In Defense of Orgo Night #13
Columbia to alumni:  Orgo Night is a “beloved tradition.”  Bollinger to Band:  Orgo Night is over.

          On November 9, 2017 the Columbia University Parent Fund sent out a fundraising email, over the signature of the CC class of 2017 Valedictorian, Michael J. Abolafia.  The purportedly personal message from Mr. Abolafia explained how his life was transformed by attending Columbia, and makes a plea to parents of current students to give to the Parents Fund.  The pitch opens with this message: “Dear {name of Columbia parent}, For all our beloved traditions—Orgo Night and Alma Mater’s owl, the tree-lighting ceremony and long afternoons at the Hungarian Pastry Shop—I wonder if there is such a thing as a typical or “average” Columbia College experience. That’s because the College is more than its traditions or its legacy: it is an ongoing, unfolding set of potential opportunities.”


            The Columbia administration apparently has a deep appreciation for how meaningful it is for students and alumni to share the “beloved traditions” that are unique to the Columbia experience.  First among such traditions, of course, is Orgo Night.  Mr. Abolafia, a member of the class of ’17, had the opportunity to attend six Orgo Night shows before President Bollinger, Dean Valentini, and Head Librarian Ann Thornton decided that the tradition was not worth continuing.  The administration conspired to end the Orgo Night tradition and, over the loud and continuous objections of students and alumni, they have steadfastly adhered to that decision.  Orgo Night is dead, they have decreed.  Never again shall that tradition be allowed.  We need to establish “new traditions,” they have said publicly, even if that means that current students will lose one more connection to the alumni of the past.

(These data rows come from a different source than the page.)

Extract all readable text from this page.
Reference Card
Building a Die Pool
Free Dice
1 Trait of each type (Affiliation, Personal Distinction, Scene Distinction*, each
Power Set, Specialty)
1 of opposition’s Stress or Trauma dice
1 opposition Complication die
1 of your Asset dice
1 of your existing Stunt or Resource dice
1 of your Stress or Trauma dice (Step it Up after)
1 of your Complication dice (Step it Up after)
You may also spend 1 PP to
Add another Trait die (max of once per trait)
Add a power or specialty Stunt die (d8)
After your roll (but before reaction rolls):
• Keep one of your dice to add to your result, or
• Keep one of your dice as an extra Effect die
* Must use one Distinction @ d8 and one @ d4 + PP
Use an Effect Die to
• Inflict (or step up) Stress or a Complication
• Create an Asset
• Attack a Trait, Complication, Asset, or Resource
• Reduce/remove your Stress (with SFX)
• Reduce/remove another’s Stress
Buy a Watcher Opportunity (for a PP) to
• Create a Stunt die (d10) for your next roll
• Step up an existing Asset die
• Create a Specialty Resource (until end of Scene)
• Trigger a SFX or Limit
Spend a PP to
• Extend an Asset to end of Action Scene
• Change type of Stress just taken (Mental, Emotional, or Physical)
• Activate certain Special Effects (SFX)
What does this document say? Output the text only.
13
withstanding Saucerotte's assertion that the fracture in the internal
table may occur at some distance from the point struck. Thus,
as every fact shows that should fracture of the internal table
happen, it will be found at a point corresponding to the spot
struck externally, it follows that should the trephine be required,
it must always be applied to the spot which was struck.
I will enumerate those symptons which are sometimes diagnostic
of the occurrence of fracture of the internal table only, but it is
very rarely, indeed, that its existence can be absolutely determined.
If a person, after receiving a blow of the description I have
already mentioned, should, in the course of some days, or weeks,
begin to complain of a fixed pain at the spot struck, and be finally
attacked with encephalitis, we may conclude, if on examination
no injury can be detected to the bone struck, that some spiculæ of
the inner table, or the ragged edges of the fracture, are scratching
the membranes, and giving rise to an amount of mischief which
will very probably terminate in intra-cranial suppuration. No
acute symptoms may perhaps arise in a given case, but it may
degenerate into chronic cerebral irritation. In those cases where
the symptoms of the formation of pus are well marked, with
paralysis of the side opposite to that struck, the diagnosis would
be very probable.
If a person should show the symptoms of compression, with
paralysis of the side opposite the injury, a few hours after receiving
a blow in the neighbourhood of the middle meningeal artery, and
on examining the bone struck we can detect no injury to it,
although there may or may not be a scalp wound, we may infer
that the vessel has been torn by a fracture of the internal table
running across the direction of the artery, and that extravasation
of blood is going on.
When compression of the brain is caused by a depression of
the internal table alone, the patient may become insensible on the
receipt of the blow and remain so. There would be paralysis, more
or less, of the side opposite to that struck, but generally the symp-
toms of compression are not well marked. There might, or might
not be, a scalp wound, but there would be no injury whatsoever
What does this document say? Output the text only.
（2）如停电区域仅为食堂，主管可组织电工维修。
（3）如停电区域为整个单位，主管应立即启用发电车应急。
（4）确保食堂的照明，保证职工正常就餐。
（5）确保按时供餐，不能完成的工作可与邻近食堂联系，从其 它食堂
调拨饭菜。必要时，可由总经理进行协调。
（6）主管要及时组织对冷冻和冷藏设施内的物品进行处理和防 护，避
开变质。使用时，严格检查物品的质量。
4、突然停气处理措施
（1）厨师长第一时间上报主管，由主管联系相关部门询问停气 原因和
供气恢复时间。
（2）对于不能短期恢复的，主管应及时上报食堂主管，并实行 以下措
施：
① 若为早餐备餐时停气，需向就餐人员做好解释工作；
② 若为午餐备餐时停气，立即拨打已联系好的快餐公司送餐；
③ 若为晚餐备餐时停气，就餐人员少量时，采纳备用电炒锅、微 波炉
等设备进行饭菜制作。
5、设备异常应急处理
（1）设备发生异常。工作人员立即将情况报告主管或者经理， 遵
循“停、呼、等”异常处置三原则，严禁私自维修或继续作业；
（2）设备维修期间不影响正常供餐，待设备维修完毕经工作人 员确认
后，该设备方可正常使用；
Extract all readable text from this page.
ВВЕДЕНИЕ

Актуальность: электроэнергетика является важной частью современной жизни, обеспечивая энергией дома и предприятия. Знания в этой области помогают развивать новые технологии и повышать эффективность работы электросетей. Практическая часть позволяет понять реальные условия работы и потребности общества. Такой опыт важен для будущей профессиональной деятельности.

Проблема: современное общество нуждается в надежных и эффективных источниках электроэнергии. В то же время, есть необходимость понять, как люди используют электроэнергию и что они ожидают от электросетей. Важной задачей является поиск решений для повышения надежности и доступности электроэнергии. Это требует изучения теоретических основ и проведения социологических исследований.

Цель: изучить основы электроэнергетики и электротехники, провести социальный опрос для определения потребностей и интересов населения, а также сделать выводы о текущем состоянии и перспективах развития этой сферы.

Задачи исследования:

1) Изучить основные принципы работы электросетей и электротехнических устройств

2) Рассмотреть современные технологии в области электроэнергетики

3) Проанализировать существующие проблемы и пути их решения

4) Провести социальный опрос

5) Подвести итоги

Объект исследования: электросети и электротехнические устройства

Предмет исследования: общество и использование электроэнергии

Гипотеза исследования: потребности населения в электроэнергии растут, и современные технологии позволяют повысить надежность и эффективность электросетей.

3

            The University has no shame when it comes to soliciting for donations, and it is happy to tug on the heartstrings of alumni, encouraging them to donate money so that future generations can share their “beloved traditions” such as Orgo Night, as if Orgo Night still existed.  Bollinger, Valentini, and the University Administration not only don’t want alumni to know that they have killed Orgo Night, they are affirmatively misrepresenting its continued vitality as if nothing had changed in the last forty years.  That’s the point of the pitch – that current parents should want to pass down these beloved traditions to the next generation.  We agree. 

It’s too bad that Mr. Abolafia’s children, if they attend Columbia, will not be able to share the Orgo Night tradition with their father.  Or, maybe the administration really does think Orgo Night is a beloved tradition, in which case it should be allowed to continue as it has for the forty years before 2016-17.  President Bollinger has dishonestly claimed that his administration is actively engaged in discussions with the Band about the future of Orgo Night.  That’s another lie to alumni.  No member of the administration has reached out to the Band.

So, Presbo, which is it?  A beloved tradition, or a dead letter?  At least be honest with your alumni.